Intanto si attente anche il pronunciamento del Consiglio di Stato interpellato sulla vicenda dopo la bocciatura del Tar regionale. Il braccio di ferro tra i giostrai e il Comune di Como va avanti ormai da mesi. Le attrazioni solitamente sono ospitate nell’area di Piazza d’Armi nel quartiere di Muggiò nel periodo di Pasqua. Ma da quest’anno non ci saranno.

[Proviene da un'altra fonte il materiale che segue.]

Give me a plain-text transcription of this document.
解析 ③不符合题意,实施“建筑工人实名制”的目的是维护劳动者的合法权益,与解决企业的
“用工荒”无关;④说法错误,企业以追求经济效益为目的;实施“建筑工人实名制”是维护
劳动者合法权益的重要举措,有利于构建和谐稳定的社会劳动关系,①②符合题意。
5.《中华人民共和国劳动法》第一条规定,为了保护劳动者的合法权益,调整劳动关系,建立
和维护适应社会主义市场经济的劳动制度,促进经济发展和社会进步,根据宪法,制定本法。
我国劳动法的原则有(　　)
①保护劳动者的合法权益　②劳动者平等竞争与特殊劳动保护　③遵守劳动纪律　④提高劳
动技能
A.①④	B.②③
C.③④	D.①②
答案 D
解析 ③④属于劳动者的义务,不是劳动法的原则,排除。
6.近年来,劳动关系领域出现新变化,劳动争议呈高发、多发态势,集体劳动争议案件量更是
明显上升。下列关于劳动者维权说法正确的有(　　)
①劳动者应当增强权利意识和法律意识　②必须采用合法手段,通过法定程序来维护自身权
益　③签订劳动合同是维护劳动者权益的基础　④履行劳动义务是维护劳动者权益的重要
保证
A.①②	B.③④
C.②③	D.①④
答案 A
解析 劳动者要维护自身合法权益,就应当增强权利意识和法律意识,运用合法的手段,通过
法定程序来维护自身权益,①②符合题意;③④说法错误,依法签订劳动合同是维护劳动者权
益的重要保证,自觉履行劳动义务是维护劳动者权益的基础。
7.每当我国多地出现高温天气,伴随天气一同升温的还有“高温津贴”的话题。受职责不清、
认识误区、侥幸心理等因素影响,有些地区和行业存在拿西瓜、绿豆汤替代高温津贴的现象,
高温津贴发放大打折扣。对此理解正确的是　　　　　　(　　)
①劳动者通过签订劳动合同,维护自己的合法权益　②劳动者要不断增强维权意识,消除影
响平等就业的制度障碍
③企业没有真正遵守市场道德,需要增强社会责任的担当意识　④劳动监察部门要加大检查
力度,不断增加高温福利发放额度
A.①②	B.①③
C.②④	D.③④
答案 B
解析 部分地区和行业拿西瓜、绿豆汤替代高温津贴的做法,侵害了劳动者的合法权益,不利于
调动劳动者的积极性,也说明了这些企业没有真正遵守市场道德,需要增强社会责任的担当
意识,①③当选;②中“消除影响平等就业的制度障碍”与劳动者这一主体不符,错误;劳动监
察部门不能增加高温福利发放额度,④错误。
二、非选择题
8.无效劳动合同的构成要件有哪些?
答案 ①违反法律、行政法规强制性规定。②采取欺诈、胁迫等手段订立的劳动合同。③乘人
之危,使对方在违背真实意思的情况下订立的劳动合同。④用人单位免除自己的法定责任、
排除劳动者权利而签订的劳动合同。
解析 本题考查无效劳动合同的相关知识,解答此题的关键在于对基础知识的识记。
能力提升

Per comprendere quanto sta accadendo bisogna tornare a un anno fa, quando la giunta cittadina decretò il ridimensionamento della superficie a disposizione, passando da oltre 20mila metri quadrati a poco meno di 5mila. Il motivo di questo cambiamento va ricercato nello sviluppo futuro di tutta la zona sportiva che attende da anni una riqualificazione. Ad oggi però nessun cantiere è avviato, questa una delle obiezioni mosse. E anche le parole del sindaco, più volte ribadite, sull’avere comunicato la decisione un anno prima per consentire alle famiglie una riorganizzazione, vengono respinte al mittente.
I giostrai chiedono di fermare il provvedimento. Il Luna Park nel periodo pasquale impegna 58 famiglie e dà lavoro a circa 250 persone. Ma l’amministrazione comunale da quest’anno assegna lo spazio per 7 giostre più uno per la ristorazione. In precedenza le giostre erano 64 più 5 banchi gastronomici. A fronte di questa consistente riduzione il bando comunale va deserto.
Il Tar, terminata la sua istruttoria, ha rigettato la richiesta di sospensiva della delibera di giunta (la sentenza è del 25 gennaio 2024) perché la decisione di non partecipare al bando avrebbe significato la mancanza di interesse alla manifestazione. “Ma perché mai avremmo fatto ricorso al Tar se non fossimo stati interessati?” avevano detto i rappresentanti della categoria. Da qui il nuovo ricorso, questa volta in Consiglio di Stato, con la richiesta di annullare la delibera del marzo scorso per poter tornare a lavorare.